The story I wrote was well read in print and online. For a few weeks, nearly everyone I met wanted to talk about the sugar world. After a while, the hubbub died down and I went on to write other stories, and I didn’t think about Melissa and Steve or any of my other sugar sources for years. Until, that is, a few weeks ago when I heard about the Ashley Madison leak. Like everyone else, I was riveted. Not only had hackers leaked the information of millions of users, but they’d also made public the email inbox of Noel Biderman, the self-styled “King of Infidelity” and now former CEO of Avid Life, the parent company of Ashley Madison and Established Men.

Then things got really interesting. Last week, staff at Toronto Life obtained a bunch of Biderman’s emails, which revealed some unsettling things about two of my sources. Steve and Melissa were fake names. “Steve” was in fact an acquaintance of Biderman’s. “Melissa” was an employee of the company. Biderman and his staff had discussed paying members to speak to me. And they’d played a central role in determining what exactly Steve and Melissa would tell me.

In one thread, Biderman emails a male acquaintance, asking: “Will you do an anonymous interview for me…as a Toronto sugar daddy using EstablishedMen.” He responds, “Sure. When?” Biderman then hands the conversation off to his PR manager.
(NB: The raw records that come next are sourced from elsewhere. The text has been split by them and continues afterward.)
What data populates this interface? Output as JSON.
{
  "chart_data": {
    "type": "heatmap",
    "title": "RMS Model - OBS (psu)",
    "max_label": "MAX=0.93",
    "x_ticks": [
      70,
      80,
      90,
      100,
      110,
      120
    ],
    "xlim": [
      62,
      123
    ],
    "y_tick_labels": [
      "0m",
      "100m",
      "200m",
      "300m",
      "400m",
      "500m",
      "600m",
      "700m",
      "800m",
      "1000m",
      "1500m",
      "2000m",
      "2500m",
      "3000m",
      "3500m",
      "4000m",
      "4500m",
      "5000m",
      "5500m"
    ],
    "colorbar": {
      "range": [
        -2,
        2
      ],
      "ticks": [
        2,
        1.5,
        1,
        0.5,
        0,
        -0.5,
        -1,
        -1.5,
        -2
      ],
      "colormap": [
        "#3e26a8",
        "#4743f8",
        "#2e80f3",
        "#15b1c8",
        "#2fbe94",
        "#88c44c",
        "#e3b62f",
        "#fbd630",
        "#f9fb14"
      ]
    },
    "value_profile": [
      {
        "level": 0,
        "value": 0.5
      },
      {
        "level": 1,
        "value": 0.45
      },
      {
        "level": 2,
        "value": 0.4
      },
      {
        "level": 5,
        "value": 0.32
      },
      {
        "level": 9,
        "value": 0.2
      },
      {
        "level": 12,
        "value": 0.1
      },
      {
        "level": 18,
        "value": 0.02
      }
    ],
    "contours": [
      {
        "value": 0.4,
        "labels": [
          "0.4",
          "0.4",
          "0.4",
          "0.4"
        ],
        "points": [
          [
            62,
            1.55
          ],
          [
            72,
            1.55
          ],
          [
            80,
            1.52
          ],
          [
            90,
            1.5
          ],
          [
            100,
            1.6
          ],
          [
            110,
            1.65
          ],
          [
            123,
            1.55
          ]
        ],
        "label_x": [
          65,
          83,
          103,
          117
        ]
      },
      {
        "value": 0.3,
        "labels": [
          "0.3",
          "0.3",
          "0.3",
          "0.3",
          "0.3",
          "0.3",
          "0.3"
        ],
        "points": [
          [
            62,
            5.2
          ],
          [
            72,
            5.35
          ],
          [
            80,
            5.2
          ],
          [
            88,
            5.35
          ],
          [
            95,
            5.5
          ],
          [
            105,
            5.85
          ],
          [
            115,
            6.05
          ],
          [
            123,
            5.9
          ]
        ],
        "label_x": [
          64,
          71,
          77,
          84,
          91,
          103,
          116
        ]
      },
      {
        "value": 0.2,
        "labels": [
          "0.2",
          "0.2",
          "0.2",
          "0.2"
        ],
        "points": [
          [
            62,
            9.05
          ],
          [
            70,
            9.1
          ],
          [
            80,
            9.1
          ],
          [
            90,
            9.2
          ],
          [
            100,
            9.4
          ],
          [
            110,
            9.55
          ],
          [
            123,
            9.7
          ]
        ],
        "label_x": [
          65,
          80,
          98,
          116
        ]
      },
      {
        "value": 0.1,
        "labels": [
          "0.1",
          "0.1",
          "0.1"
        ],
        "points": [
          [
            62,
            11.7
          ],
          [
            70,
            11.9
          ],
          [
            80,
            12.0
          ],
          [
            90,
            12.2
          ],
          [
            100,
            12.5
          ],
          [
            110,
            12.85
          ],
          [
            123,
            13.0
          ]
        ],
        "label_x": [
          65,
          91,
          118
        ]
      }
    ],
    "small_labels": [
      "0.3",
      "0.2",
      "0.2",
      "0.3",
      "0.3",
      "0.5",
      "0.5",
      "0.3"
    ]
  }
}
Just over an hour later, the PR manager writes to Biderman: “I spoke to him and all set—to make Toronto references, I thought he should drop some Toronto restaurants and/or hotels if asked where he goes on dates…thoughts? He will share the fact that he spends most time at home ordering in and taking her away on weekends—Las Vegas, New York…”

Biderman responds, “Yes—harbour 60.”

The next day, the PR manager writes to Biderman’s friend: “Based on our discussion, I informed the reporter that your name is Steve, a divorced gentleman with 2 kids, in his 40s, real estate and enjoys EstablishedMen.com to meet younger women with the no strings attached philosophy… She is looking forward to speaking with you on Tuesday [… ] In addition to everything we discussed yesterday, definitely mention some restaurants you go to including Harbour Sixty.”

I cringe now to realize that I bought it, and both Steve and Melissa (and Harbour Sixty) appeared in the final version.

Anyway, late last week, after we’d discovered these behind the scenes happenings, we emailed “Steve” and “Melissa” with our concerns. Steve called within the hour. He admitted he had spoken to me at Biderman’s request and that he had lied about various family details. He said that before our original interview, he was nervous and asked for advice, and that Biderman and his team had obliged. However, he insisted that he was, at the time of the original interview, a bonafide member of Established Men, and he provided documentation that proved it. He begged us not to reveal his real name. I agreed to honour my original promise to protect his identity.

“Melissa” has moved out of Toronto and works for a company affiliated with Avid Life. Our emails to her went unanswered. Her Facebook profile shows a young woman who looks exactly how she described herself to me. Emails to Avid Life and to the PR contact I used for the story, who now runs her own PR firm in Toronto, also went unanswered. We don’t know if what Melissa told me during our interview was true. It’s possible she was an employee and a sugar baby. It’s possible she manufactured the whole thing to please her boss.

I never asked Steve and Melissa for their full names. Neither did Toronto Life. Had we done so, we might have caught on to the deception. That was a mistake we won’t repeat. And obviously had we known Steve was an acquaintance of Biderman’s, or that Melissa was an employee—even if both were verifiable users of the site—we wouldn’t have used them as sources. We trusted Avid Life when we shouldn’t have. After all, why wouldn’t a company that’s predicated on cheating lie about other things, too?